Reading the NewYork Times article, “Becoming Disabled,” stirred some emotions. I felt the
writer, Rosemarie Garland-Thomson, did a fine job of crossing the boundaries of
what it means to be disabled as well as what is a disability. So many of us
living with a disability, like a progressive motor neuron disease, have had to
face the realization, often far too soon in life, that we are now different. Initially,
we find it to be a lonely world out there. Fortunately, with the right support,
we emerge from the tunnel and discover there is life after disability.
Below is an excerpt from the Times article. I hope you enjoy it.
Roughly
one in five Americans lives with a
disability. So where is our pride movement?
disability. So where is our pride movement?
“… The fact is, most of us will move in and out of
disability in our lifetimes, whether we do so through illness, an injury or
merely the process of aging.
The World Health Organization defines disability as an
umbrella term that encompasses impairments, activity limitations and
participation restrictions that reflect the complex interaction between
“features of a person’s body and features of the society in which he or she
lives.” The Americans with Disabilities Act tells us that disability is “a
physical or mental impairment that substantially limits one or more major life
activities.”
Obviously, this category is broad and constantly shifting,
so exact statistics are hard to come by, but the data from our most reliable
sources is surprising. The Centers for Disease Control and Prevention estimates
that one in five adults in the United States is living with a disability. The
National Organization on Disability says there are 56 million disabled people.

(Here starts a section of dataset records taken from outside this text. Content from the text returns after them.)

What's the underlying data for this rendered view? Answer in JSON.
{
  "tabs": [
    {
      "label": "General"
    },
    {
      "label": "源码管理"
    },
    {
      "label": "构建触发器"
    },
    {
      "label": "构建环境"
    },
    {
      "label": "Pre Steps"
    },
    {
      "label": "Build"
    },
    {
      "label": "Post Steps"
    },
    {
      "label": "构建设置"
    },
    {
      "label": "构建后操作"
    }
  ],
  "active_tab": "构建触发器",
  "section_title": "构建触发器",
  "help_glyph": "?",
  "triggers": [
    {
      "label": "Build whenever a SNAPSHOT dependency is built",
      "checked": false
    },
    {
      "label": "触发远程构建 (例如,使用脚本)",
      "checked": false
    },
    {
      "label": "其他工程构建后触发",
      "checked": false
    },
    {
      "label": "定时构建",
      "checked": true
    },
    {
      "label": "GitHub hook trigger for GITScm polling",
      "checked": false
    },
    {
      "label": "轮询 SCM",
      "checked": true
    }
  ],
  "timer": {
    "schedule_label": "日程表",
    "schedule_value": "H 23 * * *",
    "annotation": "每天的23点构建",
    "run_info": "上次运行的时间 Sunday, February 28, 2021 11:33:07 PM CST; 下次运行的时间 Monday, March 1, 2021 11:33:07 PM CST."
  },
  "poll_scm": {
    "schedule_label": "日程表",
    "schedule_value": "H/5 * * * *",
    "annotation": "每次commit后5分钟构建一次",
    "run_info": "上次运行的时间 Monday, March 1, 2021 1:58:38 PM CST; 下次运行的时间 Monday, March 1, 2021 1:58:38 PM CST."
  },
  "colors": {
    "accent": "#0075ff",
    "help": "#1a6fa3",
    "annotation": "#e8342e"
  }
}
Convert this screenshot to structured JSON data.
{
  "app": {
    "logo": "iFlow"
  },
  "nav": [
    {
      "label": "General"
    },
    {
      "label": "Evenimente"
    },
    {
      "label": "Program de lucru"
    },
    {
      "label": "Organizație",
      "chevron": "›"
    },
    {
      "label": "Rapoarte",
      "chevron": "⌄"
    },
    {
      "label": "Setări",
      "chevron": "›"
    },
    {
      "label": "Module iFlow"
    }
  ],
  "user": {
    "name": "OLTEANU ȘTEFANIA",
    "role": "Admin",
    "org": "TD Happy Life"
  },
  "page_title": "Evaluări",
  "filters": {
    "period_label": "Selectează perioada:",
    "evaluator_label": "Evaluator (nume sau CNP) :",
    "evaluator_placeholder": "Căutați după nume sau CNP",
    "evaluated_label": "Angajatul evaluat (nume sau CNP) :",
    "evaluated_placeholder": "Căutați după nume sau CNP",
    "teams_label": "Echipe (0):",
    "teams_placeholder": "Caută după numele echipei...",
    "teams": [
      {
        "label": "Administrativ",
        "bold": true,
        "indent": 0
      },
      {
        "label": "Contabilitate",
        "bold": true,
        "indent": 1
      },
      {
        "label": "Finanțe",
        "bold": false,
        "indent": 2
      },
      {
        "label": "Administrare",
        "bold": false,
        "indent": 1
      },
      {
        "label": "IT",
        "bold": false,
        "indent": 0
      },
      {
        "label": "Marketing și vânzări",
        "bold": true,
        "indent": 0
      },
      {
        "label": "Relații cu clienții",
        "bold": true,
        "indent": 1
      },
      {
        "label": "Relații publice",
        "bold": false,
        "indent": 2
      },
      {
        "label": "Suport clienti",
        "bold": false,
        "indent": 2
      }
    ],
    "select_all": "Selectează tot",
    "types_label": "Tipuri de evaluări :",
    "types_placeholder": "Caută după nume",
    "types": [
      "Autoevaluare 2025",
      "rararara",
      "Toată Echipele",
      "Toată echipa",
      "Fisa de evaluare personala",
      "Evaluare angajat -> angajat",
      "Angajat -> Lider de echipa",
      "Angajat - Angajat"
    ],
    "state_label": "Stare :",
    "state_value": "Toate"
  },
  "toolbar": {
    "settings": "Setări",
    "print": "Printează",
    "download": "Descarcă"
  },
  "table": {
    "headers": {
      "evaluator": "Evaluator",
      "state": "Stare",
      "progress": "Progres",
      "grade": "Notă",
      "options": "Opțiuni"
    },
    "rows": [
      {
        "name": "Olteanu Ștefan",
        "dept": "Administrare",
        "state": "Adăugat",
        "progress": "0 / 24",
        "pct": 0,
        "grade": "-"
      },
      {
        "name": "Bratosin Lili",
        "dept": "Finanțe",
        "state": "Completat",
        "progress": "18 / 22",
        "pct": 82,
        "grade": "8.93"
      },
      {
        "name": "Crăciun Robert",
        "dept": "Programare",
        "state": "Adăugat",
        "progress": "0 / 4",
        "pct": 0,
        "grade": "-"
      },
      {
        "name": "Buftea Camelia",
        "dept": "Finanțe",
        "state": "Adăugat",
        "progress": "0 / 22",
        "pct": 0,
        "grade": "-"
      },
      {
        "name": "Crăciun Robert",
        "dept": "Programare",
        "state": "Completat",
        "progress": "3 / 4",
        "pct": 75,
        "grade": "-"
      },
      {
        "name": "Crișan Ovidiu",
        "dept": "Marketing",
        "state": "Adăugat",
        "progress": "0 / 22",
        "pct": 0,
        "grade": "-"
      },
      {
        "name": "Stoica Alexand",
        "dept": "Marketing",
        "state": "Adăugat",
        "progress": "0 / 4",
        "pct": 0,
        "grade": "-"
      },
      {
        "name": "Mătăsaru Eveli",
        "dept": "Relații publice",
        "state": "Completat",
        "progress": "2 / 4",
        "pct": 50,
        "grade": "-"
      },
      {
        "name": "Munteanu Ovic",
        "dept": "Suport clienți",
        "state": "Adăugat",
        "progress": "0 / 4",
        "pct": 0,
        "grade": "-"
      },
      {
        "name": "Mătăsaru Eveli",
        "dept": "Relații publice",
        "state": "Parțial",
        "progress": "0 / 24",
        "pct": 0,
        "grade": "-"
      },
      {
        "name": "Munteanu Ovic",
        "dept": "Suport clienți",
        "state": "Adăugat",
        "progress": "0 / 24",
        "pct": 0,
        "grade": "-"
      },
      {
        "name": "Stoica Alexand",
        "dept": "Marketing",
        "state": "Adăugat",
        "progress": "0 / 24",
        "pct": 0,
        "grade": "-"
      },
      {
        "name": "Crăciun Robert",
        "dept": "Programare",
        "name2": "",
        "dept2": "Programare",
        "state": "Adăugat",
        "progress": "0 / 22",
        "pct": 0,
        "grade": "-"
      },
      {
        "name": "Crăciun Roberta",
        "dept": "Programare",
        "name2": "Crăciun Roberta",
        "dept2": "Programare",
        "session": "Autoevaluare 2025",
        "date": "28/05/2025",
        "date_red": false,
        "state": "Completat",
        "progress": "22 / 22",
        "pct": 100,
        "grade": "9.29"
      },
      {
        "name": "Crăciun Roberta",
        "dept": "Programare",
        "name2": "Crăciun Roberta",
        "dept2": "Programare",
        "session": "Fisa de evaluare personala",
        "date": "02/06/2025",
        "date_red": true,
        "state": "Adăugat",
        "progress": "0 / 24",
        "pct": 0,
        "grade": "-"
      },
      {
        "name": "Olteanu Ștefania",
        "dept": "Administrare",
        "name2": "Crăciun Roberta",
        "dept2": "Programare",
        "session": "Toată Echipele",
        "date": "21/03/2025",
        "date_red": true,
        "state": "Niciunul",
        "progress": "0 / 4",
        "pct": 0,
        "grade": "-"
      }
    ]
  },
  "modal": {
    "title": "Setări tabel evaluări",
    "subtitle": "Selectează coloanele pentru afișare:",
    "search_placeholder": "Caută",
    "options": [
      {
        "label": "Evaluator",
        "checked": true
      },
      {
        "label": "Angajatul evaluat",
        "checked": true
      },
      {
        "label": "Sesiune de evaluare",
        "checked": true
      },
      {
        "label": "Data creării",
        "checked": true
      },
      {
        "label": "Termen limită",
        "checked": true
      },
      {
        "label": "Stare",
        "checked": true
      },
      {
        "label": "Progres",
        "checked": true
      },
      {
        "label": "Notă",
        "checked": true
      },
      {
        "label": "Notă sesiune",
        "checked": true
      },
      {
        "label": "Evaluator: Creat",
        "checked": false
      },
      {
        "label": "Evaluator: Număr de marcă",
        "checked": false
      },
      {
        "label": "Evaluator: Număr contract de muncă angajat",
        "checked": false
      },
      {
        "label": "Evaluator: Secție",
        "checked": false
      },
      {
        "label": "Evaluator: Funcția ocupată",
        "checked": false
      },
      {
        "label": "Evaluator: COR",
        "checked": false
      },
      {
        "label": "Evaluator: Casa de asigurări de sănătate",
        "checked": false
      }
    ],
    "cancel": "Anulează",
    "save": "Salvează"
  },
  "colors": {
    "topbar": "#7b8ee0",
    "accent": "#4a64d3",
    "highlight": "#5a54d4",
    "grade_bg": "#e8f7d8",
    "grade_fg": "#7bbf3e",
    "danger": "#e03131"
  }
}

Indeed, people with disabilities are the largest minority group in the United
States, and as new disability categories such as neurodiversity, psychiatric
disabilities, disabilities of aging and learning disabilities emerge and grow,
so does that percentage.”
“… Still, most Americans don’t know how to be disabled. Few
of us can imagine living with a disability or using the technologies that
disabled people often need. Since most of us are not born into disability but
enter into it as we travel through life, we don’t get acculturated the way most
of us do in our race or gender. Yet disability, like any challenge or
limitation, is fundamental to being human — a part of every life. Clearly, the
border between “us” and “them” is fragile. We just might be better off
preparing for disability than fleeing from it.”
“… Becoming disabled demands learning how to live
effectively as a person with disabilities, not just living as a disabled person
trying to become nondisabled. It also demands the awareness and cooperation of
others who don’t experience these challenges. Becoming disabled means moving
from isolation to community, from ignorance to knowledge about who we are, from
exclusion to access, and from shame to pride.”